J’aurais pu écrire au Père Noël, à San Nicolas ou aux Rois Mages parce que tes cadeaux c’était eux qui les avaient apportés : l’or, l’encense et la myrrhe. Donc il aurait fallu que j’écrive à Gaspard, Melchior et Balthazar pour ma requête, mais cela nous aurait fait attendre jusqu’en janvier et la question est assez urgente. Voix-tu, cher enfant Jésus, si je t’écris ce n’est pas pour que tu m’offres quelque chose, mais pour te demander de faire un cadeau à Fathi Derder. Je sais bien que cela peut paraître étrange, cependant je te garantis que -si tu accèdes à ma requête- tu vas me rendre heureux aussi puisque tu vas transformer mon quotidien pendant quelques années. Et pas seulement le mien, mais aussi celui de plein de personnes qui comme moi souffrent de l’actuelle situation.

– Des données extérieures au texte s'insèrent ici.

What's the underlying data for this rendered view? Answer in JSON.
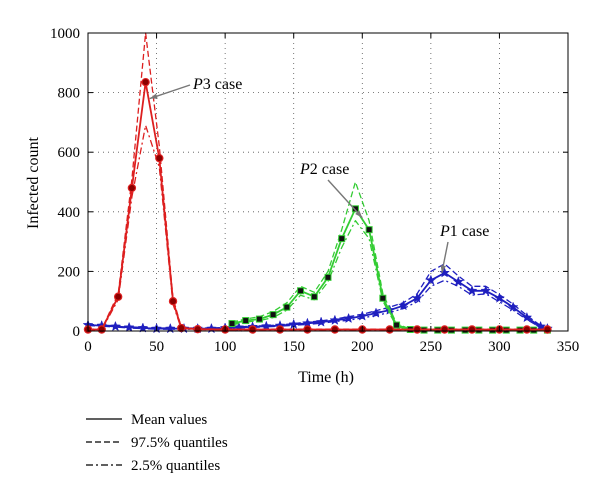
{
  "chart_data": {
    "type": "line",
    "xlabel": "Time (h)",
    "ylabel": "Infected count",
    "xlim": [
      0,
      350
    ],
    "ylim": [
      0,
      1000
    ],
    "xticks": [
      "0",
      "50",
      "100",
      "150",
      "200",
      "250",
      "300",
      "350"
    ],
    "yticks": [
      "0",
      "200",
      "400",
      "600",
      "800",
      "1000"
    ],
    "grid": true,
    "colors": {
      "P1": "#1f1fbf",
      "P2": "#33cc33",
      "P3": "#dd1f1f"
    },
    "annotations": [
      {
        "italic": "P",
        "text": "3 case",
        "target_x": 45,
        "target_y": 780
      },
      {
        "italic": "P",
        "text": "2 case",
        "target_x": 200,
        "target_y": 380
      },
      {
        "italic": "P",
        "text": "1 case",
        "target_x": 258,
        "target_y": 195
      }
    ],
    "legend": {
      "placement": "bottom-left",
      "entries": [
        {
          "style": "solid",
          "label": "Mean values"
        },
        {
          "style": "dashed",
          "label": "97.5% quantiles"
        },
        {
          "style": "dashdot",
          "label": "2.5% quantiles"
        }
      ]
    },
    "series": [
      {
        "case": "P1",
        "marker": "star",
        "x": [
          0,
          10,
          20,
          30,
          40,
          50,
          60,
          70,
          80,
          90,
          100,
          110,
          120,
          130,
          140,
          150,
          160,
          170,
          180,
          190,
          200,
          210,
          220,
          230,
          240,
          250,
          260,
          270,
          280,
          290,
          300,
          310,
          320,
          330,
          335
        ],
        "mean": [
          20,
          18,
          15,
          12,
          10,
          8,
          8,
          8,
          8,
          8,
          10,
          12,
          14,
          16,
          18,
          22,
          26,
          30,
          36,
          42,
          50,
          60,
          70,
          85,
          110,
          170,
          195,
          165,
          135,
          135,
          110,
          80,
          45,
          15,
          8
        ],
        "upper": [
          22,
          20,
          17,
          14,
          12,
          10,
          10,
          10,
          10,
          10,
          12,
          14,
          16,
          18,
          20,
          25,
          30,
          34,
          40,
          48,
          56,
          68,
          80,
          95,
          125,
          200,
          225,
          185,
          150,
          150,
          122,
          90,
          52,
          18,
          9
        ],
        "lower": [
          18,
          16,
          13,
          10,
          8,
          6,
          6,
          6,
          6,
          6,
          8,
          10,
          12,
          14,
          16,
          19,
          22,
          26,
          32,
          36,
          44,
          52,
          62,
          75,
          98,
          150,
          170,
          150,
          120,
          125,
          98,
          70,
          38,
          12,
          6
        ]
      },
      {
        "case": "P2",
        "marker": "square",
        "x": [
          105,
          115,
          125,
          135,
          145,
          155,
          165,
          175,
          185,
          195,
          205,
          215,
          225,
          235,
          245,
          255,
          265,
          275,
          285,
          295,
          305,
          315,
          325,
          335
        ],
        "mean": [
          25,
          35,
          40,
          55,
          80,
          135,
          115,
          180,
          310,
          410,
          340,
          110,
          20,
          5,
          3,
          3,
          3,
          3,
          3,
          3,
          3,
          3,
          3,
          3
        ],
        "upper": [
          30,
          40,
          48,
          65,
          95,
          150,
          130,
          200,
          340,
          500,
          370,
          125,
          25,
          6,
          4,
          4,
          4,
          4,
          4,
          4,
          4,
          4,
          4,
          4
        ],
        "lower": [
          20,
          30,
          35,
          45,
          70,
          120,
          105,
          165,
          280,
          370,
          310,
          100,
          15,
          4,
          2,
          2,
          2,
          2,
          2,
          2,
          2,
          2,
          2,
          2
        ]
      },
      {
        "case": "P3",
        "marker": "circle",
        "x": [
          0,
          10,
          22,
          32,
          42,
          52,
          62,
          68,
          80,
          100,
          120,
          140,
          160,
          180,
          200,
          220,
          240,
          260,
          280,
          300,
          320,
          335
        ],
        "mean": [
          5,
          5,
          115,
          480,
          835,
          580,
          100,
          10,
          6,
          5,
          5,
          5,
          5,
          5,
          5,
          5,
          5,
          5,
          5,
          5,
          5,
          5
        ],
        "upper": [
          6,
          6,
          125,
          510,
          1000,
          620,
          110,
          12,
          7,
          6,
          6,
          6,
          6,
          6,
          6,
          6,
          6,
          6,
          6,
          6,
          6,
          6
        ],
        "lower": [
          4,
          4,
          105,
          450,
          690,
          550,
          90,
          8,
          5,
          4,
          4,
          4,
          4,
          4,
          4,
          4,
          4,
          4,
          4,
          4,
          4,
          4
        ]
      }
    ]
  }
}
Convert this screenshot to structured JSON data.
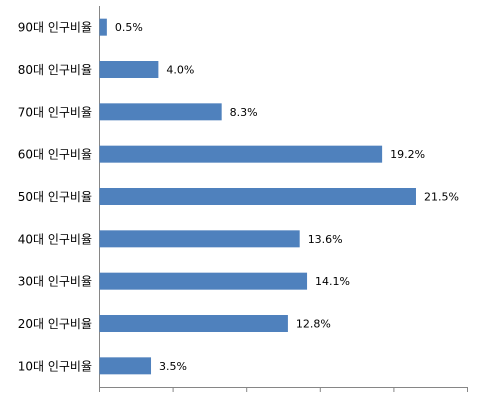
{
  "chart_data": {
    "type": "bar",
    "orientation": "horizontal",
    "categories": [
      "90대 인구비율",
      "80대 인구비율",
      "70대 인구비율",
      "60대 인구비율",
      "50대 인구비율",
      "40대 인구비율",
      "30대 인구비율",
      "20대 인구비율",
      "10대 인구비율"
    ],
    "values": [
      0.5,
      4.0,
      8.3,
      19.2,
      21.5,
      13.6,
      14.1,
      12.8,
      3.5
    ],
    "value_labels": [
      "0.5%",
      "4.0%",
      "8.3%",
      "19.2%",
      "21.5%",
      "13.6%",
      "14.1%",
      "12.8%",
      "3.5%"
    ],
    "color": "#4f81bd",
    "xlim": [
      0,
      25
    ],
    "xticks": [
      0,
      5,
      10,
      15,
      20,
      25
    ]
  }
}
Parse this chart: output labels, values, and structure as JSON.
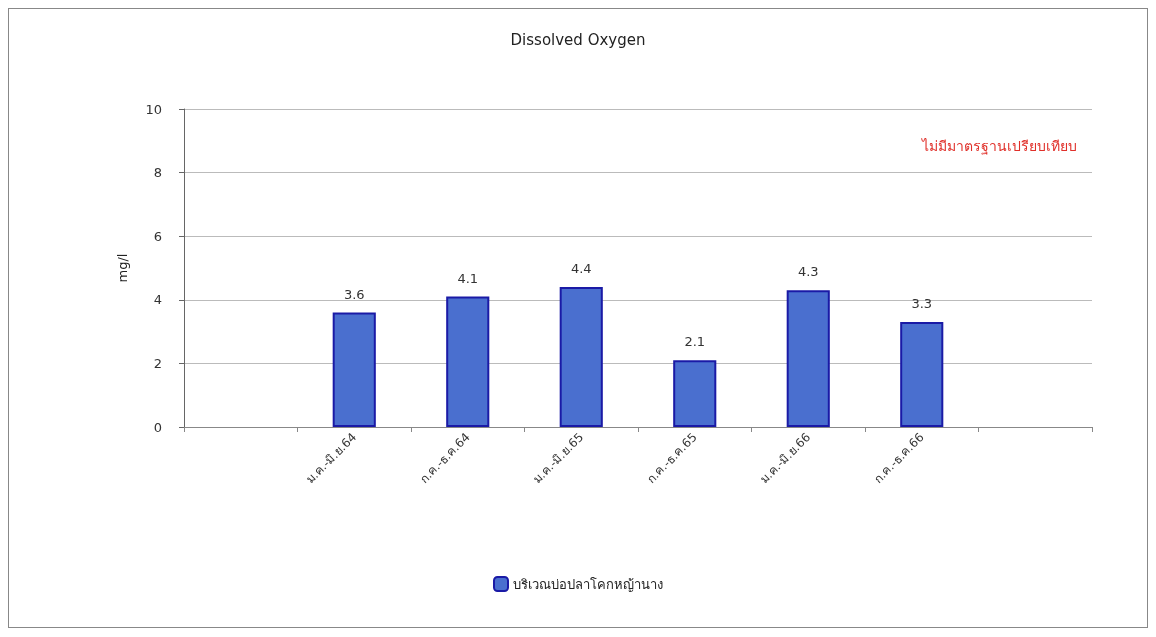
{
  "chart_data": {
    "type": "bar",
    "title": "Dissolved Oxygen",
    "ylabel": "mg/l",
    "categories": [
      null,
      "ม.ค.-มิ.ย.64",
      "ก.ค.-ธ.ค.64",
      "ม.ค.-มิ.ย.65",
      "ก.ค.-ธ.ค.65",
      "ม.ค.-มิ.ย.66",
      "ก.ค.-ธ.ค.66",
      null
    ],
    "series": [
      {
        "name": "บริเวณบ่อปลาโคกหญ้านาง",
        "color": "#4a6fcf",
        "values": [
          null,
          3.6,
          4.1,
          4.4,
          2.1,
          4.3,
          3.3,
          null
        ]
      }
    ],
    "ylim": [
      0,
      10
    ],
    "yticks": [
      0,
      2,
      4,
      6,
      8,
      10
    ],
    "grid": "y",
    "legend": "bottom",
    "data_labels": true,
    "annotations": [
      "ไม่มีมาตรฐานเปรียบเทียบ"
    ]
  }
}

Cher enfant Jésus, tu as certainement de très bons rapports avec les informaticiens du Ciel afin de réaliser mon voeu ou alors tu pourrais demander à ton père d’intercéder pour satisfaire ma demande. Je souhaite en effet que tu fasses cadeau à Fathi Derder d’un nouveau logiciel de génération et composition de ses articles. Certes, lors des dernières élections fédérales, tu lui a déjà offert un très joli cadeau lorsque l’élection d’Olivier Français lui a réouvert la porte du Conseil National qui, après le premier tour, lui apparaissait fermée. Un nouveau cadeau peut paraître beaucoup trop je l’admets, mais c’est indispensable. Je te rassure, cher enfant Jésus, je n’étais pas particulièrement heureux de son éventuelle non-élection puisque je ne cherche pas à mesurer mon bonheur par le malheur des autres. Cependant, je n’ai pas été très content non plus du retour de Fathi Derder au Conseil National car cela a signifié que je vais devoir lire ses articles pendant toute la législature. Et comme moi, plein d’autres lecteurs de la presse.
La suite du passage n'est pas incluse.